The primary end point was survival free of ES recurrence. Secondary end points were freedom from VT recurrence and cardiac related hospitalization.

Statistical analysis

Descriptive statistics are reported as mean and standard deviation (SD) for continuous variables and as absolute frequencies (percentages) for categorical variables. Statistical analysis was performed using MedCalc Statistical Software version 17.1 (MedCalc Software bvba, Ostend, Belgium; https://www.medcalc.org; 2017).

Results

Patient population

There were 12 patients (10 males & 2 females) who had prior myocardial infarction (mean 101.4 ± 78.7 months prior to ES)and who qualified with the diagnosis of ES presenting with unstable VT. These patients constituted the cohort for this report.

The baseline demographic and clinical data are summarized in Table 1. The mean age of the patients was 61.38 ± 6.48 years and their mean LVEF was 31.92 ± 4.23% with 2 having LV thrombus. The clinical presentation was recurrent ICD shocks in 5 and recurrent VT in 7 patients. All patients were electively intubated, maximally sedated, and put on mechanical ventilation. One patient in addition required an IABP for hemodynamic support. The underlying clinical substrate in these patients was ischemic cardiomyopathy (anterior wall MI, n = 7; inferior wall MI n = 3; inferior and posterior wall MI, n = 2). The dose of Beta blocker used in these patients was 100–200 mg per day of metoprolol succinate. Intravenous amiodarone and lidocaine was administered in all patients, while one patient each received phenytoin and sotalol. Despite receiving maximally tolerated medical therapy, 8 patients continued to have recurrent episodes of VT necessitating multiple externally applied DC shocks.

Table 1

Baseline characteristics.

Characteristic	Range (Mean ± SD)
Patient population, (M/F)	12 (10/2)
Age in years	54–69 (61.38 ± 6.48)
LV ejection fraction (LVEF) (%)	25–36 (31.92 ± 4.23)
LV End Diastolic Diameter (cm)	5.7–7.3 (6.5 ± 0.8)
• Anterior wall MI (n = )	7
• Inferior wall MI (n = )	3
• Inferior + Posterior wall MI (n = )	2
Medications (n = )
• Metoprolol	12
• Amiodarone	12
• Lignocaine	09
• Phenytoin	01
• Sotalol	01
Presentation (n = )
• Recurrent ICD shocks	05
• Recurrent VT	07
ICD shocks per patient (n = )	4–26 (9. ± 10)
External Shocks delivered per patient in ICU (n = )	23–98 (23 ± 28)

Reversible causes

In our cohort 4 were found to have reversible factors on evaluation.

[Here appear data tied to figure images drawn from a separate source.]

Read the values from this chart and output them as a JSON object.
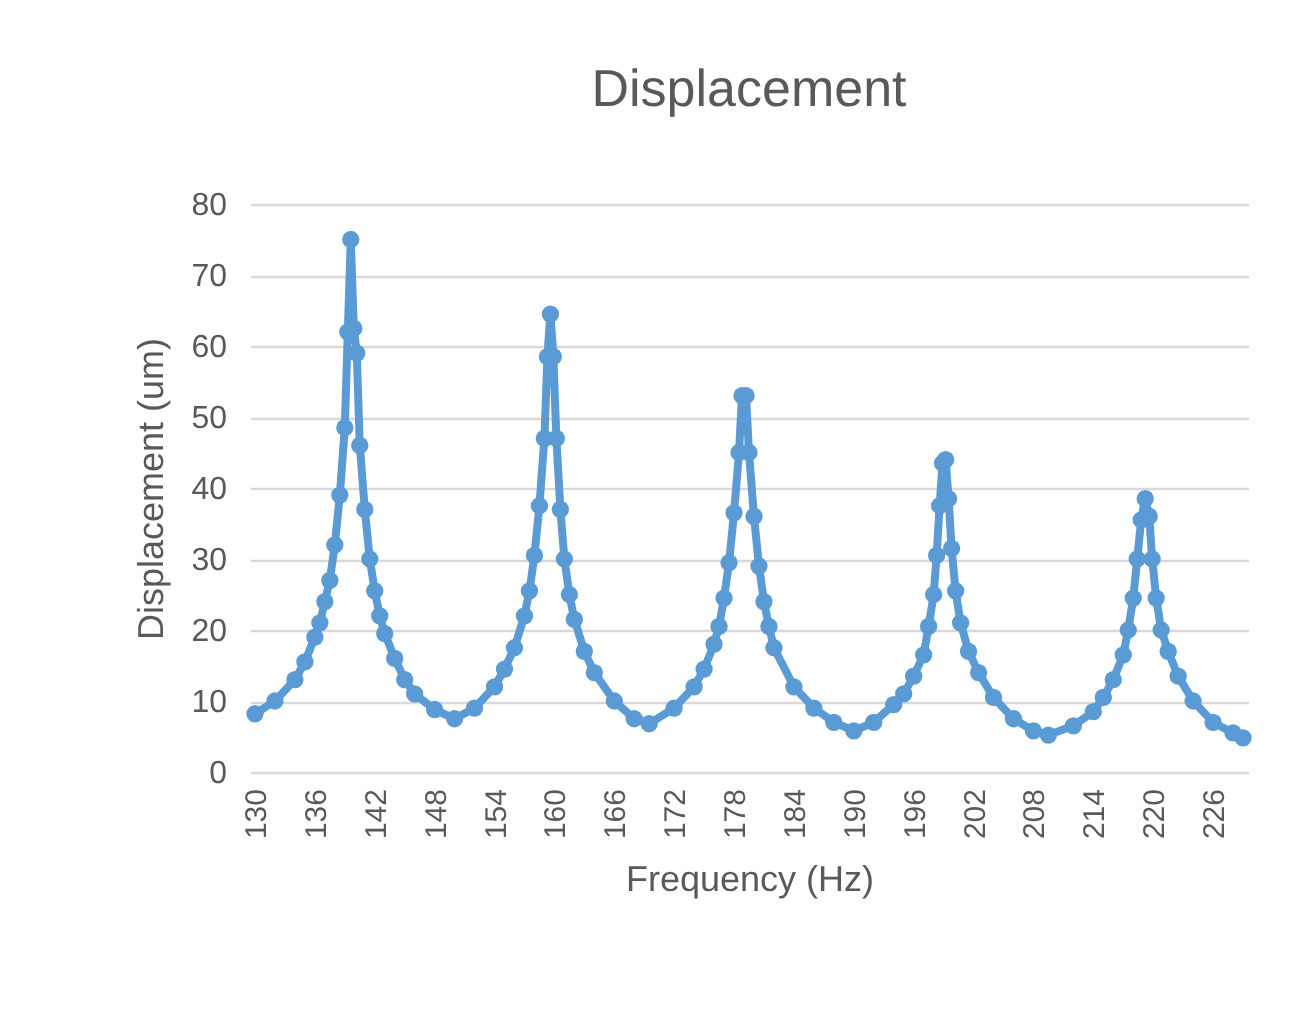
{
  "chart_data": {
    "type": "line",
    "title": "Displacement",
    "xlabel": "Frequency (Hz)",
    "ylabel": "Displacement (um)",
    "x": [
      130,
      132,
      134,
      135,
      136,
      136.5,
      137,
      137.5,
      138,
      138.5,
      139,
      139.3,
      139.6,
      139.9,
      140.2,
      140.5,
      141,
      141.5,
      142,
      142.5,
      143,
      144,
      145,
      146,
      148,
      150,
      152,
      154,
      155,
      156,
      157,
      157.5,
      158,
      158.5,
      159,
      159.3,
      159.6,
      159.9,
      160.2,
      160.6,
      161,
      161.5,
      162,
      163,
      164,
      166,
      168,
      169.5,
      172,
      174,
      175,
      176,
      176.5,
      177,
      177.5,
      178,
      178.5,
      178.8,
      179.2,
      179.5,
      180,
      180.5,
      181,
      181.5,
      182,
      184,
      186,
      188,
      190,
      192,
      194,
      195,
      196,
      197,
      197.5,
      198,
      198.3,
      198.6,
      198.9,
      199.2,
      199.5,
      199.8,
      200.2,
      200.7,
      201.5,
      202.5,
      204,
      206,
      208,
      209.5,
      212,
      214,
      215,
      216,
      217,
      217.5,
      218,
      218.4,
      218.8,
      219.2,
      219.6,
      219.9,
      220.3,
      220.8,
      221.5,
      222.5,
      224,
      226,
      228,
      229
    ],
    "series": [
      {
        "color": "#5b9bd5",
        "values": [
          8.2,
          10,
          13,
          15.5,
          19,
          21,
          24,
          27,
          32,
          39,
          48.5,
          62,
          75,
          62.5,
          59,
          46,
          37,
          30,
          25.5,
          22,
          19.5,
          16,
          13,
          11,
          8.8,
          7.5,
          9,
          12,
          14.5,
          17.5,
          22,
          25.5,
          30.5,
          37.5,
          47,
          58.5,
          64.5,
          58.5,
          47,
          37,
          30,
          25,
          21.5,
          17,
          14,
          10,
          7.5,
          6.8,
          9,
          12,
          14.5,
          18,
          20.5,
          24.5,
          29.5,
          36.5,
          45,
          53,
          53,
          45,
          36,
          29,
          24,
          20.5,
          17.5,
          12,
          9,
          7,
          5.8,
          7,
          9.5,
          11,
          13.5,
          16.5,
          20.5,
          25,
          30.5,
          37.5,
          43.5,
          44,
          38.5,
          31.5,
          25.5,
          21,
          17,
          14,
          10.5,
          7.5,
          5.8,
          5.2,
          6.5,
          8.5,
          10.5,
          13,
          16.5,
          20,
          24.5,
          30,
          35.5,
          38.5,
          36,
          30,
          24.5,
          20,
          17,
          13.5,
          10,
          7,
          5.5,
          4.8
        ]
      }
    ],
    "xlim": [
      129.5,
      229.5
    ],
    "xticks": [
      130,
      136,
      142,
      148,
      154,
      160,
      166,
      172,
      178,
      184,
      190,
      196,
      202,
      208,
      214,
      220,
      226
    ],
    "ylim": [
      0,
      80
    ],
    "yticks": [
      0,
      10,
      20,
      30,
      40,
      50,
      60,
      70,
      80
    ],
    "grid": "y",
    "marker": "circle",
    "line_style": "solid"
  }
}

Two patients were found to have incomplete revascularization and had ES within 72 h following CABG. These 2 patients also had runs of polymorphic VT. Coronary angiogram was done in both these patients. One of them was found to have occluded venous graft to a moderate sized obtuse marginal and underwent PCI to native OM. There were no further arrhythmia episodes and this patient had uneventful discharge. The second patient was discovered to have an ungrafted diagonal, which was stented but succumbed 48 h later to vascular complications of IABP, acute renal shut down and heart failure. One patient presented with recurrent ICD shocks. She was found to have thyrotoxicosis and was treated with anti-thyroid drugs and appropriate dose of beta blockers. She has since been diagnosed with Grave’s disease and treated appropriately. She is asymptomatic with no further ICD therapies at last follow up. The 4th patient had chronic kidney disease who presented with recurrent VT episodes to the ER requiring multiple DC cardioversions. On evaluation she was found to have significant hyperkalaemia (K+: 9.5 meq/l) and underwent hemodialysis. She recovered post dialysis with no further episodes of VT during hospital stay.

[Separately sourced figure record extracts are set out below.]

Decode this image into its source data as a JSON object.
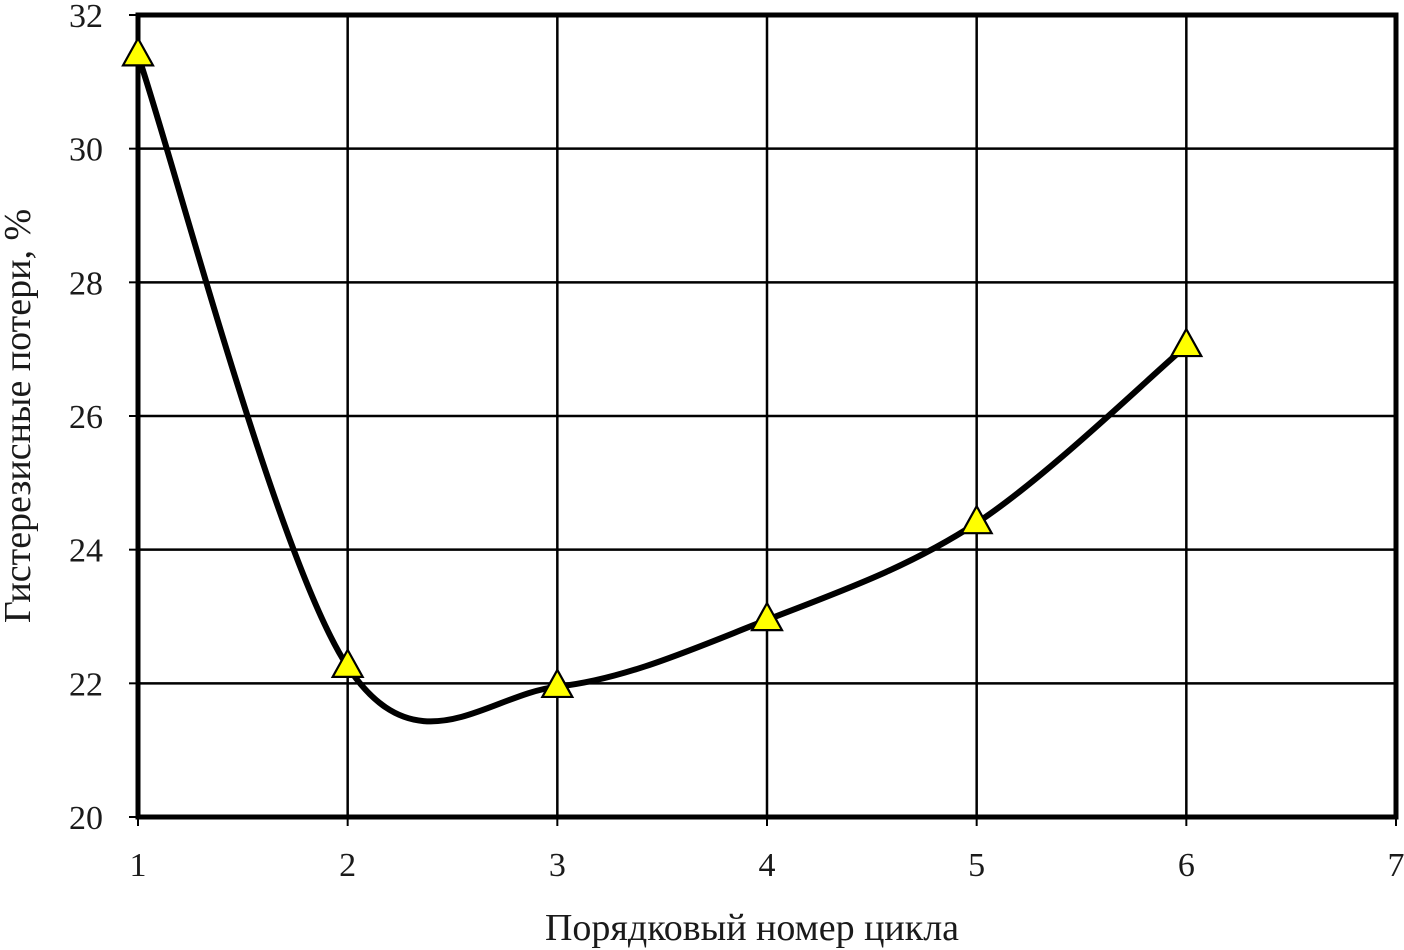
{
  "chart_data": {
    "type": "line",
    "title": "",
    "xlabel": "Порядковый номер цикла",
    "ylabel": "Гистерезисные потери, %",
    "xlim": [
      1,
      7
    ],
    "ylim": [
      20,
      32
    ],
    "x_ticks": [
      "1",
      "2",
      "3",
      "4",
      "5",
      "6",
      "7"
    ],
    "y_ticks": [
      "20",
      "22",
      "24",
      "26",
      "28",
      "30",
      "32"
    ],
    "grid": true,
    "legend": "none",
    "smooth": true,
    "series": [
      {
        "x": [
          1,
          2,
          3,
          4,
          5,
          6
        ],
        "y": [
          31.4,
          22.25,
          21.95,
          22.95,
          24.4,
          27.05
        ],
        "marker": "triangle",
        "line_color": "#000000",
        "marker_fill": "#ffff00",
        "marker_stroke": "#000000"
      }
    ]
  }
}
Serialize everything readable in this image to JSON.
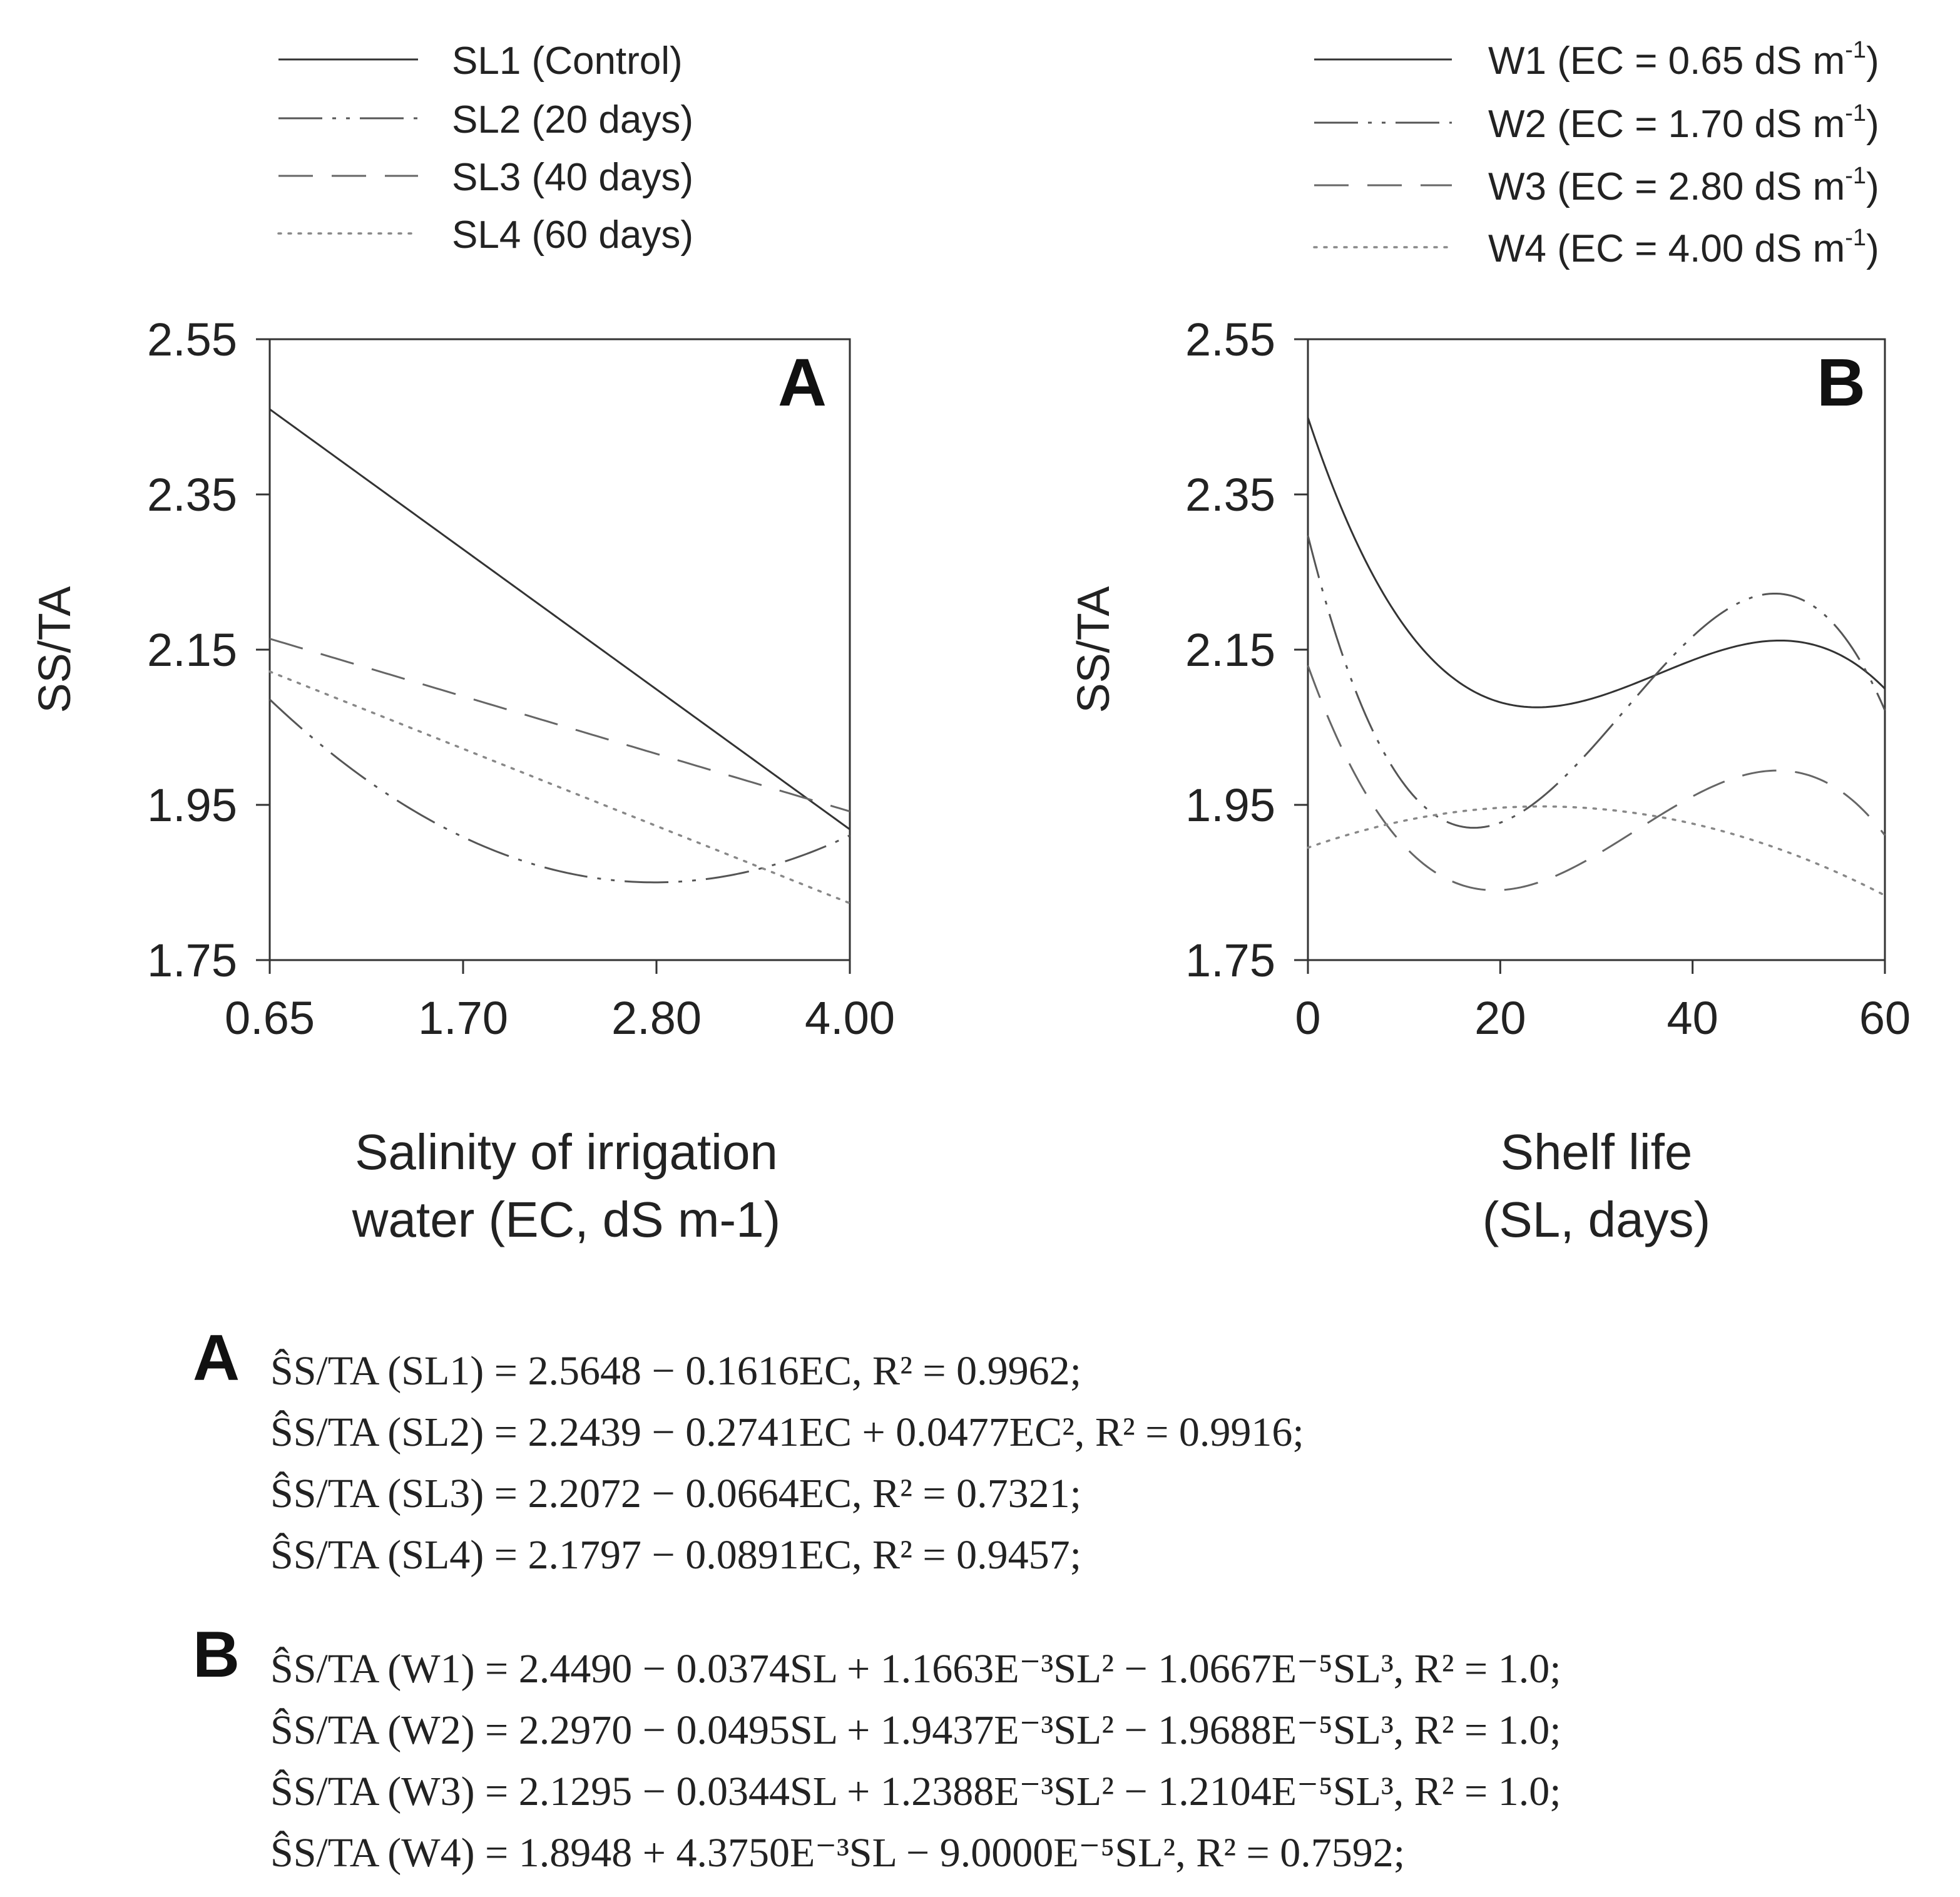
{
  "chart_data": [
    {
      "id": "A",
      "type": "line",
      "panel_label": "A",
      "ylabel": "SS/TA",
      "xlabel_lines": [
        "Salinity of irrigation",
        "water (EC, dS m-1)"
      ],
      "x_categories": [
        "0.65",
        "1.70",
        "2.80",
        "4.00"
      ],
      "x": [
        0.65,
        1.7,
        2.8,
        4.0
      ],
      "xlim": [
        0.65,
        4.0
      ],
      "ylim": [
        1.75,
        2.55
      ],
      "yticks": [
        1.75,
        1.95,
        2.15,
        2.35,
        2.55
      ],
      "ytick_labels": [
        "1.75",
        "1.95",
        "2.15",
        "2.35",
        "2.55"
      ],
      "grid": false,
      "legend_position": "top-left",
      "series": [
        {
          "name": "SL1 (Control)",
          "style": "solid",
          "coef": [
            2.5648,
            -0.1616,
            0,
            0
          ]
        },
        {
          "name": "SL2 (20 days)",
          "style": "dashdotdot",
          "coef": [
            2.2439,
            -0.2741,
            0.0477,
            0
          ]
        },
        {
          "name": "SL3 (40 days)",
          "style": "dashed",
          "coef": [
            2.2072,
            -0.0664,
            0,
            0
          ]
        },
        {
          "name": "SL4 (60 days)",
          "style": "dotted",
          "coef": [
            2.1797,
            -0.0891,
            0,
            0
          ]
        }
      ]
    },
    {
      "id": "B",
      "type": "line",
      "panel_label": "B",
      "ylabel": "SS/TA",
      "xlabel_lines": [
        "Shelf life",
        "(SL, days)"
      ],
      "x_categories": [
        "0",
        "20",
        "40",
        "60"
      ],
      "x": [
        0,
        20,
        40,
        60
      ],
      "xlim": [
        0,
        60
      ],
      "ylim": [
        1.75,
        2.55
      ],
      "yticks": [
        1.75,
        1.95,
        2.15,
        2.35,
        2.55
      ],
      "ytick_labels": [
        "1.75",
        "1.95",
        "2.15",
        "2.35",
        "2.55"
      ],
      "grid": false,
      "legend_position": "top-right",
      "series": [
        {
          "name": "W1 (EC = 0.65 dS m",
          "unit_sup": "-1",
          "close": ")",
          "style": "solid",
          "coef": [
            2.449,
            -0.0374,
            0.0011663,
            -1.0667e-05
          ]
        },
        {
          "name": "W2 (EC = 1.70 dS m",
          "unit_sup": "-1",
          "close": ")",
          "style": "dashdotdot",
          "coef": [
            2.297,
            -0.0495,
            0.0019437,
            -1.9688e-05
          ]
        },
        {
          "name": "W3 (EC = 2.80 dS m",
          "unit_sup": "-1",
          "close": ")",
          "style": "dashed",
          "coef": [
            2.1295,
            -0.0344,
            0.0012388,
            -1.2104e-05
          ]
        },
        {
          "name": "W4 (EC = 4.00 dS m",
          "unit_sup": "-1",
          "close": ")",
          "style": "dotted",
          "coef": [
            1.8948,
            0.004375,
            -9e-05,
            0
          ]
        }
      ]
    }
  ],
  "equations": {
    "A": {
      "letter": "A",
      "lines": [
        "ŜS/TA (SL1) = 2.5648 − 0.1616EC, R² = 0.9962;",
        "ŜS/TA (SL2) = 2.2439 − 0.2741EC + 0.0477EC², R² = 0.9916;",
        "ŜS/TA (SL3) = 2.2072 − 0.0664EC, R² = 0.7321;",
        "ŜS/TA (SL4) = 2.1797 − 0.0891EC, R² = 0.9457;"
      ]
    },
    "B": {
      "letter": "B",
      "lines": [
        "ŜS/TA (W1) = 2.4490 − 0.0374SL + 1.1663E⁻³SL² − 1.0667E⁻⁵SL³, R² = 1.0;",
        "ŜS/TA (W2) = 2.2970 − 0.0495SL + 1.9437E⁻³SL² − 1.9688E⁻⁵SL³, R² = 1.0;",
        "ŜS/TA (W3) = 2.1295 − 0.0344SL + 1.2388E⁻³SL² − 1.2104E⁻⁵SL³, R² = 1.0;",
        "ŜS/TA (W4) = 1.8948 + 4.3750E⁻³SL − 9.0000E⁻⁵SL², R² = 0.7592;"
      ]
    }
  }
}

Electroanatomic mapping and radio frequency ablation

Eight patients who continued to have drug refractory recurrent VT underwent EAM and RFA under general anaesthesia. All these patients were found to have spontaneous hemodynamically unstable VTs of multiple morphologies (mean 3 ± 2, Fig. 2). Stellate ganglionectomy was performed in addition to substrate ablation in 2 patients. Details of mapping and ablation are summarized in Table 2.

Fig. 2

12 lead ECG recordings of one of the patients who had 4 different morphologies of VT (A to D) during procedure. The cycle length of the VTs was variable 260–300 ms (280.75 ± 19.38). All the VTs were hemodynamically unstable and unmappable.

Table 2

Characteristics of Electroanatomic mapping and RFA (n = 8).

Characteristic	Range (Mean ± SD)
Morphologies of spontaneous VTs per patient (n = )	2–5 (3 ± 2)
VT cycle length in milliseconds (ms)	270–430 (350 ± 79)
LV points mapped by EAM (n = )	392–1017 (631 ± 212)
Scar area (sq cm)	36.5–92.8 (70.04 ± 17.63)
Scar area as percentage of total LV mapped (%)	18–34.8 (27.04 ± 6.20)
RF ablations delivered (n = )	49–95 (70 ± 20)
Procedure time in minutes	217–409 (311.75 ± 61.38)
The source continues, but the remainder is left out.